Eleutherodactylus bartonsmithi
- Conservation status: Critically Endangered (IUCN 3.1)

Scientific classification
- Kingdom: Animalia
- Phylum: Chordata
- Class: Amphibia
- Order: Anura
- Clade: Brachycephaloidea
- Family: Eleutherodactylidae
- Genus: Eleutherodactylus
- Subgenus: Eleutherodactylus
- Species: E. bartonsmithi
- Binomial name: Eleutherodactylus bartonsmithi Schwartz, 1960

= Eleutherodactylus bartonsmithi =

- Authority: Schwartz, 1960
- Conservation status: CR

Species of amphibian

Eleutherodactylus bartonsmithi (Barton's robber frog) is a species of frog in the family Eleutherodactylidae. It is endemic to southeastern Cuba where it is only known from the Guantánamo Province near the mouth Yumurí River and from Cupeyal in the Holguín Province.

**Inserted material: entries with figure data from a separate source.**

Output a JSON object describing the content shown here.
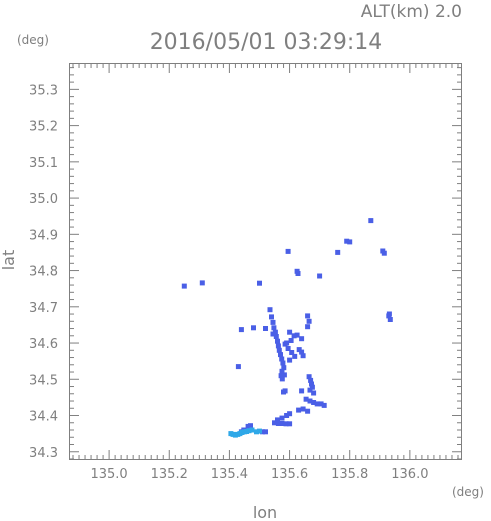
{
  "header": {
    "alt_label": "ALT(km) 2.0",
    "timestamp": "2016/05/01 03:29:14",
    "y_unit": "(deg)",
    "x_unit": "(deg)"
  },
  "chart_data": {
    "type": "scatter",
    "xlabel": "lon",
    "ylabel": "lat",
    "xlim": [
      134.87,
      136.17
    ],
    "ylim": [
      34.28,
      35.37
    ],
    "x_ticks": [
      135.0,
      135.2,
      135.4,
      135.6,
      135.8,
      136.0
    ],
    "y_ticks": [
      34.3,
      34.4,
      34.5,
      34.6,
      34.7,
      34.8,
      34.9,
      35.0,
      35.1,
      35.2,
      35.3
    ],
    "x_tick_labels": [
      "135.0",
      "135.2",
      "135.4",
      "135.6",
      "135.8",
      "136.0"
    ],
    "y_tick_labels": [
      "34.3",
      "34.4",
      "34.5",
      "34.6",
      "34.7",
      "34.8",
      "34.9",
      "35.0",
      "35.1",
      "35.2",
      "35.3"
    ],
    "grid": false,
    "colors": {
      "primary": "#4a5fe6",
      "secondary": "#2fa8e8",
      "axis": "#7f7f7f"
    },
    "series": [
      {
        "color": "#4a5fe6",
        "points": [
          [
            135.25,
            34.757
          ],
          [
            135.31,
            34.766
          ],
          [
            135.5,
            34.765
          ],
          [
            135.87,
            34.938
          ],
          [
            135.79,
            34.881
          ],
          [
            135.8,
            34.879
          ],
          [
            135.76,
            34.85
          ],
          [
            135.91,
            34.854
          ],
          [
            135.915,
            34.848
          ],
          [
            135.595,
            34.853
          ],
          [
            135.625,
            34.798
          ],
          [
            135.628,
            34.792
          ],
          [
            135.7,
            34.785
          ],
          [
            135.93,
            34.675
          ],
          [
            135.935,
            34.665
          ],
          [
            135.932,
            34.68
          ],
          [
            135.535,
            34.692
          ],
          [
            135.54,
            34.672
          ],
          [
            135.545,
            34.657
          ],
          [
            135.548,
            34.642
          ],
          [
            135.553,
            34.63
          ],
          [
            135.556,
            34.618
          ],
          [
            135.56,
            34.605
          ],
          [
            135.563,
            34.592
          ],
          [
            135.566,
            34.58
          ],
          [
            135.57,
            34.568
          ],
          [
            135.574,
            34.556
          ],
          [
            135.578,
            34.545
          ],
          [
            135.581,
            34.532
          ],
          [
            135.575,
            34.522
          ],
          [
            135.583,
            34.512
          ],
          [
            135.576,
            34.501
          ],
          [
            135.572,
            34.51
          ],
          [
            135.48,
            34.642
          ],
          [
            135.44,
            34.637
          ],
          [
            135.52,
            34.64
          ],
          [
            135.545,
            34.625
          ],
          [
            135.6,
            34.63
          ],
          [
            135.615,
            34.62
          ],
          [
            135.625,
            34.622
          ],
          [
            135.64,
            34.612
          ],
          [
            135.66,
            34.675
          ],
          [
            135.665,
            34.66
          ],
          [
            135.66,
            34.645
          ],
          [
            135.585,
            34.597
          ],
          [
            135.595,
            34.585
          ],
          [
            135.607,
            34.574
          ],
          [
            135.617,
            34.563
          ],
          [
            135.632,
            34.582
          ],
          [
            135.64,
            34.575
          ],
          [
            135.645,
            34.565
          ],
          [
            135.6,
            34.553
          ],
          [
            135.59,
            34.6
          ],
          [
            135.605,
            34.607
          ],
          [
            135.43,
            34.535
          ],
          [
            135.58,
            34.465
          ],
          [
            135.585,
            34.468
          ],
          [
            135.64,
            34.468
          ],
          [
            135.665,
            34.507
          ],
          [
            135.67,
            34.497
          ],
          [
            135.673,
            34.487
          ],
          [
            135.676,
            34.478
          ],
          [
            135.668,
            34.47
          ],
          [
            135.68,
            34.462
          ],
          [
            135.655,
            34.445
          ],
          [
            135.668,
            34.44
          ],
          [
            135.68,
            34.436
          ],
          [
            135.692,
            34.432
          ],
          [
            135.705,
            34.432
          ],
          [
            135.715,
            34.428
          ],
          [
            135.63,
            34.415
          ],
          [
            135.645,
            34.418
          ],
          [
            135.66,
            34.412
          ],
          [
            135.6,
            34.405
          ],
          [
            135.59,
            34.4
          ],
          [
            135.575,
            34.393
          ],
          [
            135.56,
            34.388
          ],
          [
            135.55,
            34.38
          ],
          [
            135.563,
            34.378
          ],
          [
            135.575,
            34.378
          ],
          [
            135.588,
            34.377
          ],
          [
            135.6,
            34.377
          ],
          [
            135.51,
            34.355
          ],
          [
            135.52,
            34.355
          ],
          [
            135.462,
            34.37
          ],
          [
            135.47,
            34.372
          ],
          [
            135.448,
            34.36
          ],
          [
            135.44,
            34.355
          ]
        ]
      },
      {
        "color": "#2fa8e8",
        "points": [
          [
            135.405,
            34.35
          ],
          [
            135.412,
            34.348
          ],
          [
            135.42,
            34.346
          ],
          [
            135.428,
            34.348
          ],
          [
            135.435,
            34.35
          ],
          [
            135.442,
            34.353
          ],
          [
            135.45,
            34.355
          ],
          [
            135.457,
            34.356
          ],
          [
            135.465,
            34.358
          ],
          [
            135.475,
            34.36
          ],
          [
            135.49,
            34.355
          ],
          [
            135.5,
            34.357
          ]
        ]
      }
    ]
  }
}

The latter location is in the Alejandro de Humboldt National Park, but its validity has been questioned.

The specific name refers to Barton L. Smith, herpetologist who assisted Albert Schwartz during his field work in the Caribbean.

The species' natural habitat is low-elevation closed forest, but it may also occur in coffee plantations. It is an arboreal species heard calling from shrubs, but can also be found in rock crevices. It is threatened by habitat loss.